Generalized principle: verify consumption, not just delivery. None of these are deterministic proofs — LLM attention is unobservable from outside the model — so they are strong behavioral indicators, best run as a real-model end-to-end smoke test in CI, not a unit test against a stubbed runtime. This is the same integrity concern that plagues eval harnesses: a green test that only proves the plumbing connected, not that the model behaved differently because of the injected content, is a false signal.
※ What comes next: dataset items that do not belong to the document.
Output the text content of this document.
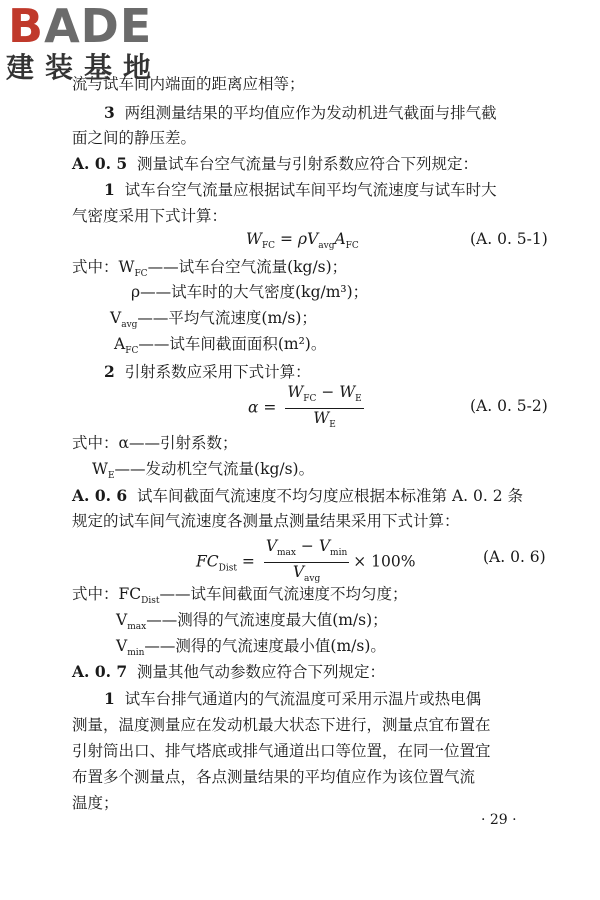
BADE
建装基地
流与试车间内端面的距离应相等；
3 两组测量结果的平均值应作为发动机进气截面与排气截
面之间的静压差。
A. 0. 5 测量试车台空气流量与引射系数应符合下列规定：
1 试车台空气流量应根据试车间平均气流速度与试车时大
气密度采用下式计算：
$W_{FC} = \rho V_{avg}A_{FC}$	(A. 0. 5-1)
式中：$W_{FC}——$试车台空气流量(kg/s)；
ρ——试车时的大气密度(kg/m³)；
$V_{avg}——$平均气流速度(m/s)；
$A_{FC}——$试车间截面面积(m²)。
2 引射系数应采用下式计算：
$\alpha = \frac{W_{FC} - W_E}{W_E}$	(A. 0. 5-2)
式中：α——引射系数；
$W_E——$发动机空气流量(kg/s)。
A. 0. 6 试车间截面气流速度不均匀度应根据本标准第 A. 0. 2 条
规定的试车间气流速度各测量点测量结果采用下式计算：
$FC_{Dist} = \frac{V_{max} - V_{min}}{V_{avg}} \times 100\%$	(A. 0. 6)
式中：$FC_{Dist}——$试车间截面气流速度不均匀度；
$V_{max}——$测得的气流速度最大值(m/s)；
$V_{min}——$测得的气流速度最小值(m/s)。
A. 0. 7 测量其他气动参数应符合下列规定：
1 试车台排气通道内的气流温度可采用示温片或热电偶
测量，温度测量应在发动机最大状态下进行，测量点宜布置在
引射筒出口、排气塔底或排气通道出口等位置，在同一位置宜
布置多个测量点，各点测量结果的平均值应作为该位置气流
温度；
· 29 ·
6. Practical Takeaways for Builders

  • Use the native SessionStart hook as the injection channel (Claude Code additionalContext; Codex additionalContext/systemMessage) — it outranks CLAUDE.md-style instructions the model can deprioritize.
  • Scope by source. Register injection on matcher: "startup" only; decide deliberately whether resume/compact need a smaller targeted re-inject. Never blanket-fire on all four.
  • Make injection idempotent. Guard on a per-session_id sentinel so at-least-once firing can't double-bootstrap.
  • Cut over cleanly; delete the old text-prompt path. Dual paths risk double injection and untested branches. The new path is small enough to prove.
  • Fail closed. If the hook doesn't fire or trust can't be established, refuse to start rather than run half-initialized.
  • Treat hook config as executable code, not metadata. Gate it: fingerprint/hash-verify hook definitions (or centralize trust in one audited authority that re-validates all hooks per launch, zero-cost when hashes match), prefer managed/allowManagedHooksOnly in shared repos, and review .claude/settings.json like you review package.json scripts. Remember CVE-2025-59536.
  • Verify consumption, not delivery. Ship a real-model E2E smoke test: inject a unique marker via the hook only, probe the model to echo it, assert session-id linkage, run in an isolated container with read-only synthetic credentials, and check host credential sha256 unchanged.
  • Capture what the model saw client-side. The API won't echo it back — instrument with OTel GenAI conventions or a tracing tool so injected context is observable.

Sources

Native hook mechanisms

Trust & integrity

Migration & idempotency

Delivery vs consumption verification

Uncertainty notes: several third-party sources carry 2026 publication dates; their specific statistics are single-vendor and directional only. The claim that Claude Code lacks documented sha256 hook-integrity gating is well-corroborated as of the research date but could change if Anthropic adds such a mechanism post-CVE — verify against current official docs before relying on it.